Âgée de 76 ans, Lise Caron continue toujours de pratiquer sa passion, le hockey sur glace.

La «Rocket» de Saint-Charles

CHRONIQUE / Lise Caron adore le hockey. Elle a toujours aimé ce sport. Elle rêvait même de devenir une autre Maurice « Rocket » Richard, son idole.

Mais dans sa jeunesse, dans les années 1940 et 1950, les filles ne jouaient pas hockey. C’était impensable, inconcevable. C’était comme ça.

« Alors je prenais le bâton de hockey que mon parrain m’avait donné pour mes sept ans et je jouais dans la cour arrière ou dans la rue avec mes cinq frères et leurs amis, dit-elle. Mais un frère du Sacré-Cœur de l’église Saint-Charles, notre paroisse à Vanier, m’avait accordé une permission spéciale, une année. À condition que je sois gardienne de but. Il n’était pas question de jouer à l’avant avec les gars. Alors j’ai gardé les buts. J’étais pas mal bonne. Mais j’ai toujours préféré jouer à l’avant ou à la défense. »

Lise Caron ne ratait jamais un match de son équipe préférée — le Canadien de Montréal — à la radio ou à la télé. Un peu pour voir les exploits de « son » Rocket, un peu par obligation. « J’étais gardienne d’enfants, explique-t-elle.
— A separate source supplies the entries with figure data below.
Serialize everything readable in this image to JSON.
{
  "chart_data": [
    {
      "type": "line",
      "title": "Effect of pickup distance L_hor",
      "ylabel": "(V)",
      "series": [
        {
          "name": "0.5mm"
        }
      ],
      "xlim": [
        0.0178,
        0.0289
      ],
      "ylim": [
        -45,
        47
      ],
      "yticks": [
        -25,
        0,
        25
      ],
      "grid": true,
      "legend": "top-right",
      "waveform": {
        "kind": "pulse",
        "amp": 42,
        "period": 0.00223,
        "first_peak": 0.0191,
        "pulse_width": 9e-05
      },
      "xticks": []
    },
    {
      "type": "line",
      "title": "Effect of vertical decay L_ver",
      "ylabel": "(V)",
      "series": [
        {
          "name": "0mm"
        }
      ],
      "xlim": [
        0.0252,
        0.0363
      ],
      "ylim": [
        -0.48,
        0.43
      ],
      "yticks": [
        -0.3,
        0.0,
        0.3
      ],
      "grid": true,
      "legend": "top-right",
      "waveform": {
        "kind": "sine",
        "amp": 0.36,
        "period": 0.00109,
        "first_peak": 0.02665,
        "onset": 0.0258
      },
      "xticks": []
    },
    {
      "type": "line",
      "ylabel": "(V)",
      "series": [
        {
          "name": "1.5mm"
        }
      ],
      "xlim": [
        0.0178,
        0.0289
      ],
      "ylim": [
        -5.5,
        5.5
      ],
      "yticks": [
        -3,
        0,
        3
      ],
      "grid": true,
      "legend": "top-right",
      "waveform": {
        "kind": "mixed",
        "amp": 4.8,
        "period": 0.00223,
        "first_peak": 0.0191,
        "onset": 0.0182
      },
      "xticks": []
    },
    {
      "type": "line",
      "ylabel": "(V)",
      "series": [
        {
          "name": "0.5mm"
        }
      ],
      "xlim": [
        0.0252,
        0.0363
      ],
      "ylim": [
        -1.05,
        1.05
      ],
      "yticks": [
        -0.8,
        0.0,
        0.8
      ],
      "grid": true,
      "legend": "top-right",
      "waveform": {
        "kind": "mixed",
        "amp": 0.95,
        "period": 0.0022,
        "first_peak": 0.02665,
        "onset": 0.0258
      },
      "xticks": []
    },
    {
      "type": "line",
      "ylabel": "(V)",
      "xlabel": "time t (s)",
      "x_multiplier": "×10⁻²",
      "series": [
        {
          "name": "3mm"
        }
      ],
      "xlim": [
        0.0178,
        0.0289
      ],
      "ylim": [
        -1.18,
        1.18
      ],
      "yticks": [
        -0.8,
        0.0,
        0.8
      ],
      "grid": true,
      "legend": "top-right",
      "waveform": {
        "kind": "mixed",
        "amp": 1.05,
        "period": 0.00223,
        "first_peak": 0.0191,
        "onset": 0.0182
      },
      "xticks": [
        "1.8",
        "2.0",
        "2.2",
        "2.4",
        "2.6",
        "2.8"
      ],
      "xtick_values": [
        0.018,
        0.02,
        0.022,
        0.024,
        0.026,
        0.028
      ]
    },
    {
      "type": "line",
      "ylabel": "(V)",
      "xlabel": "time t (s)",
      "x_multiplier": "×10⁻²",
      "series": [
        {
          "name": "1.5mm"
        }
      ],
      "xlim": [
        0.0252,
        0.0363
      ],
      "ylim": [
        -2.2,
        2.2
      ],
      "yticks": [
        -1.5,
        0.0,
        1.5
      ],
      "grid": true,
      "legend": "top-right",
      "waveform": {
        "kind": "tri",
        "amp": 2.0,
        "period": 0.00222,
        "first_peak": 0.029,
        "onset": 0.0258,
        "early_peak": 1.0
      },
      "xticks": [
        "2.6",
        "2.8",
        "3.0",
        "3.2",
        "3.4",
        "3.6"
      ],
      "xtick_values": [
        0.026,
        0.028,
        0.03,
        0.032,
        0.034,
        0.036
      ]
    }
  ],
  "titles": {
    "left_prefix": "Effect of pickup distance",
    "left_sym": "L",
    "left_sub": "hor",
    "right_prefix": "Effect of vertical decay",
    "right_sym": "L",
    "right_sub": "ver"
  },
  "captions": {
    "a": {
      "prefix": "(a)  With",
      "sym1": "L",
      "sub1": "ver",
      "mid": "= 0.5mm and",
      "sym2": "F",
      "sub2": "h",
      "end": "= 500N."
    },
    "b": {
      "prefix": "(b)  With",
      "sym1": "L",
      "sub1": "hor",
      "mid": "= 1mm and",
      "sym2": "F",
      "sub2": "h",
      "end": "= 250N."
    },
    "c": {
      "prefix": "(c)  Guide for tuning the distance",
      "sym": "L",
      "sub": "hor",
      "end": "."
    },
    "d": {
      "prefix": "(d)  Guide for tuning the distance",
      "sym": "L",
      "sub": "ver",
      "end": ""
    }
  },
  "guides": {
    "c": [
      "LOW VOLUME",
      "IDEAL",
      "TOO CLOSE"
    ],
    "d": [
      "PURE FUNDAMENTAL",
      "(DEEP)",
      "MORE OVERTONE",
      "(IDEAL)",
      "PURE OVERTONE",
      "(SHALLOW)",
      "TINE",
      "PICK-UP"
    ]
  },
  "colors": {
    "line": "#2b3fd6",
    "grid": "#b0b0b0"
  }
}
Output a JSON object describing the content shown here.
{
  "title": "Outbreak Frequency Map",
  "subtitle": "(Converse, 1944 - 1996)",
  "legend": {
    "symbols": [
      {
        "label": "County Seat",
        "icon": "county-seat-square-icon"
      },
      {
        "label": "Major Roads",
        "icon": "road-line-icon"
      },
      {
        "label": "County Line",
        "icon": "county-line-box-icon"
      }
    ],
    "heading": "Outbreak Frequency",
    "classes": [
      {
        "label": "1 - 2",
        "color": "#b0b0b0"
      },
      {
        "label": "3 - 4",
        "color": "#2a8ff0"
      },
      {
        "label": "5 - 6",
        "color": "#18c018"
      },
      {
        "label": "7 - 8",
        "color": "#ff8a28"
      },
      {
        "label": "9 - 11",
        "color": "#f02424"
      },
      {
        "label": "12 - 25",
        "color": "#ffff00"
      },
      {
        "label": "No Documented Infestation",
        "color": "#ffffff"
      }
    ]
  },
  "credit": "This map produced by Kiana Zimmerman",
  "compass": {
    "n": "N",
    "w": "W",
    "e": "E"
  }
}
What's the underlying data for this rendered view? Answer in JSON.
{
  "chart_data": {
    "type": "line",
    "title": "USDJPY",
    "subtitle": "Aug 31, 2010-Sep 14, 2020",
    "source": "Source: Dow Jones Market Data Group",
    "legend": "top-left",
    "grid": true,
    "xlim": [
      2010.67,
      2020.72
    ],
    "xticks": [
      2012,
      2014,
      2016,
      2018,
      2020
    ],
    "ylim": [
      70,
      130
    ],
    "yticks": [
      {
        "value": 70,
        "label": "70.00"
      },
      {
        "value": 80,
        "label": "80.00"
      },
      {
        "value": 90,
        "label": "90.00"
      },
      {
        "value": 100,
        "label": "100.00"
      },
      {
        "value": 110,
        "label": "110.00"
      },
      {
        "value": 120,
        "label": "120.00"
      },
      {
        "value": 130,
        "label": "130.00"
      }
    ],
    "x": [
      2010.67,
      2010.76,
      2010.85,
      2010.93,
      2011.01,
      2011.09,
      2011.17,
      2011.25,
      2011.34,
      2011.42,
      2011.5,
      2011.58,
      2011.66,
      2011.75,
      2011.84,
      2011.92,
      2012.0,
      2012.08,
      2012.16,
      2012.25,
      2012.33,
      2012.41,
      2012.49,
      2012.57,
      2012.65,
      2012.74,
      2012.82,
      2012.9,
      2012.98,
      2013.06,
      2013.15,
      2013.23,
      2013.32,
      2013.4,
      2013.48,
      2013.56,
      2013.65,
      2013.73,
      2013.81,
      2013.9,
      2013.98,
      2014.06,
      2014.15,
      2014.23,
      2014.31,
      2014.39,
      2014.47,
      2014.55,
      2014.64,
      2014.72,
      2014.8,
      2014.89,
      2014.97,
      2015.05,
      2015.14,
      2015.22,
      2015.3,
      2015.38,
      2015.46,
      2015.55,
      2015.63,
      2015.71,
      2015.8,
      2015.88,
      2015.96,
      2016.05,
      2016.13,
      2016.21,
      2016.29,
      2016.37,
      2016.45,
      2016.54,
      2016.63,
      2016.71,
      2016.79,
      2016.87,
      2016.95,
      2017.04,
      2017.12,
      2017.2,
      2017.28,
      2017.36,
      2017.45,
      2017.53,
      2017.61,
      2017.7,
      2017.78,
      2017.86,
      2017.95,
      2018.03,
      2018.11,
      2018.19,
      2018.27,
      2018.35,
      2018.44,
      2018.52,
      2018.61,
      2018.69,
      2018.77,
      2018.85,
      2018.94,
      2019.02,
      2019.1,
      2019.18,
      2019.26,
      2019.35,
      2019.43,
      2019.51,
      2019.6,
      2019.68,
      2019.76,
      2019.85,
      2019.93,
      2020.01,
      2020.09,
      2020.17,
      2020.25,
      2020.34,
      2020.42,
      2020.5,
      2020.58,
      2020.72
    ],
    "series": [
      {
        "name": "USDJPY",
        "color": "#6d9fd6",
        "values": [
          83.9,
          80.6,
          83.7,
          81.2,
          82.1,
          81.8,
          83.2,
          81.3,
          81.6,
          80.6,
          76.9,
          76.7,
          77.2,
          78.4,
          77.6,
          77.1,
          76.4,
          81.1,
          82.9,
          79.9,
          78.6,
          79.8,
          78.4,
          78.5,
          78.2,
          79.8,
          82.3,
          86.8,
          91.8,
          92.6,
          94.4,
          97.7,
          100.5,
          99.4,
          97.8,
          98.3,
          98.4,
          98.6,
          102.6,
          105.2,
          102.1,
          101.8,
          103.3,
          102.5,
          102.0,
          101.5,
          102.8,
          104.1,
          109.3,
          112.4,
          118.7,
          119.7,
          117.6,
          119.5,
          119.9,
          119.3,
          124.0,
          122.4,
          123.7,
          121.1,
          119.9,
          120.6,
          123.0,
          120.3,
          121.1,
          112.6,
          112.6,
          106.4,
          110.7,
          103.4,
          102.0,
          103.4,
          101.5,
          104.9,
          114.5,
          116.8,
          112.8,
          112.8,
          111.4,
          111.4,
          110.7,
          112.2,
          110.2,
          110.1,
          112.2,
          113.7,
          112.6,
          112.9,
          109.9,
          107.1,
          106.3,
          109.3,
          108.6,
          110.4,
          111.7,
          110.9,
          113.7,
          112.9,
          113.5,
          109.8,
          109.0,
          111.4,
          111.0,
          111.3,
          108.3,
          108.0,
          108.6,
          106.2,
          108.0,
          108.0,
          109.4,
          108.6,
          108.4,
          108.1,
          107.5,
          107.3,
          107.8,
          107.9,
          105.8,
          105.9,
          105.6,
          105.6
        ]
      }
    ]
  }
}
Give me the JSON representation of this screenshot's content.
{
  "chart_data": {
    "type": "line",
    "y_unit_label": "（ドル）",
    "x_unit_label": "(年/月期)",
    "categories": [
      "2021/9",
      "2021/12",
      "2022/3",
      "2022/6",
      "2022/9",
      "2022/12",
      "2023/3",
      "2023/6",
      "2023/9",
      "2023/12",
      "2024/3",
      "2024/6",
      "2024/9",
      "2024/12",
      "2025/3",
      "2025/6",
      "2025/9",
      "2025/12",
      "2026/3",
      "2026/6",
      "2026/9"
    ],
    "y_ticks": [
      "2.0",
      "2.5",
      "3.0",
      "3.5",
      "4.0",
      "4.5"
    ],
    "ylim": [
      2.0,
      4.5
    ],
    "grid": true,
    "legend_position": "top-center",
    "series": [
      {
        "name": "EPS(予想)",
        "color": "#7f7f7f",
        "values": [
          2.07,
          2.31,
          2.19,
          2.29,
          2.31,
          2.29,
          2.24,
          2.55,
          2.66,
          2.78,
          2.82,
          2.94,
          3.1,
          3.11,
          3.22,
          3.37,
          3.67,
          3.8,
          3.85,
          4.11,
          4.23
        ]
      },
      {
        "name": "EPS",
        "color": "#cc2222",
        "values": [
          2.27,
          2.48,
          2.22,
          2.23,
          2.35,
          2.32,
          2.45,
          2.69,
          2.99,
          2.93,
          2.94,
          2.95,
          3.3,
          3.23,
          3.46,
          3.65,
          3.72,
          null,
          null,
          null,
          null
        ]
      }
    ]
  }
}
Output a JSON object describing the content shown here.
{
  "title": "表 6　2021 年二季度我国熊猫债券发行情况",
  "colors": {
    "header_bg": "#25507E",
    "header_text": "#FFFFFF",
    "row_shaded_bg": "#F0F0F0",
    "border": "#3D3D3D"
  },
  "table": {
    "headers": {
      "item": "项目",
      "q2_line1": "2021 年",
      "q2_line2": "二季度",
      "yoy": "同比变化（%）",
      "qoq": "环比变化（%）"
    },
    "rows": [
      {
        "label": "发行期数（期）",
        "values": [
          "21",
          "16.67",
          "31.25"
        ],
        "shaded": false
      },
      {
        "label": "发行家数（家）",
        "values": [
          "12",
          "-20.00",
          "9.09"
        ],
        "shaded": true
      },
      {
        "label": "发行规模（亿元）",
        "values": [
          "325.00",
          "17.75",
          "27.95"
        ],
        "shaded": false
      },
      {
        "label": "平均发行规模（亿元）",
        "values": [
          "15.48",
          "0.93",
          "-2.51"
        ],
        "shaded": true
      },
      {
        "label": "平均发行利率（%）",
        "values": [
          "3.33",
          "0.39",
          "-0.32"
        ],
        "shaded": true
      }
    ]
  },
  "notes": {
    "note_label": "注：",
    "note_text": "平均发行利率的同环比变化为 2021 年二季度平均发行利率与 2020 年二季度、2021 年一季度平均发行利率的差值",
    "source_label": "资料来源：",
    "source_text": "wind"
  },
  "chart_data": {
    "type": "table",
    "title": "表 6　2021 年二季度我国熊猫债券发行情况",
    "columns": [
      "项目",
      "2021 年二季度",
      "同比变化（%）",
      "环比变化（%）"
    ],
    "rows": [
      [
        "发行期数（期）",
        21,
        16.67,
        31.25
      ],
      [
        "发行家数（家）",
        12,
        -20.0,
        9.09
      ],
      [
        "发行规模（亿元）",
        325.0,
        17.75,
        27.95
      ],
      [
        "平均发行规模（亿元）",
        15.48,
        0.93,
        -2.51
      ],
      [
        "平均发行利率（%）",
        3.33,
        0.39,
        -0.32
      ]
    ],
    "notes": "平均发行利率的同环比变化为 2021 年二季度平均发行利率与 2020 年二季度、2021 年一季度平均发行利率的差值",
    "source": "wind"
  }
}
Et les samedis soirs, lorsque les parents rentraient de leur sortie, je devais raconter le match au monsieur pendant qu’il venait me reconduire à la maison. »

Puis Lise Caron a grandi. Elle s’est mariée et elle a eu deux enfants tout en travaillant comme infirmière à l’Hôpital Montfort, ensuite au centre pour anciens combattants, le Rideau Valley Home, à Ottawa. Mais son amour pour le hockey n’allait jamais s’effacer.

À l’âge de 35 ans, elle a emprunté l’équipement de hockey de son fils et elle a décidé de se joindre à une équipe de la ligue pour femmes de l’Ontario. Elle n’a jamais cessé de jouer depuis et elle joue toujours aujourd’hui, à l’âge de… 76 ans.

« Ça fait 15 ans que je joue pour les Tequila Shooters (de la ligue de hockey pour femmes Minto, à Ottawa), dit-elle. Le coach me fait jouer à l’avant, parfois à la défense. C’est une ligue senior, donc pour les joueuses de 18 ans et plus. Je ne suis pas la meilleure de l’équipe, mais je ne suis pas la moins bonne non plus. Je me débrouille bien. »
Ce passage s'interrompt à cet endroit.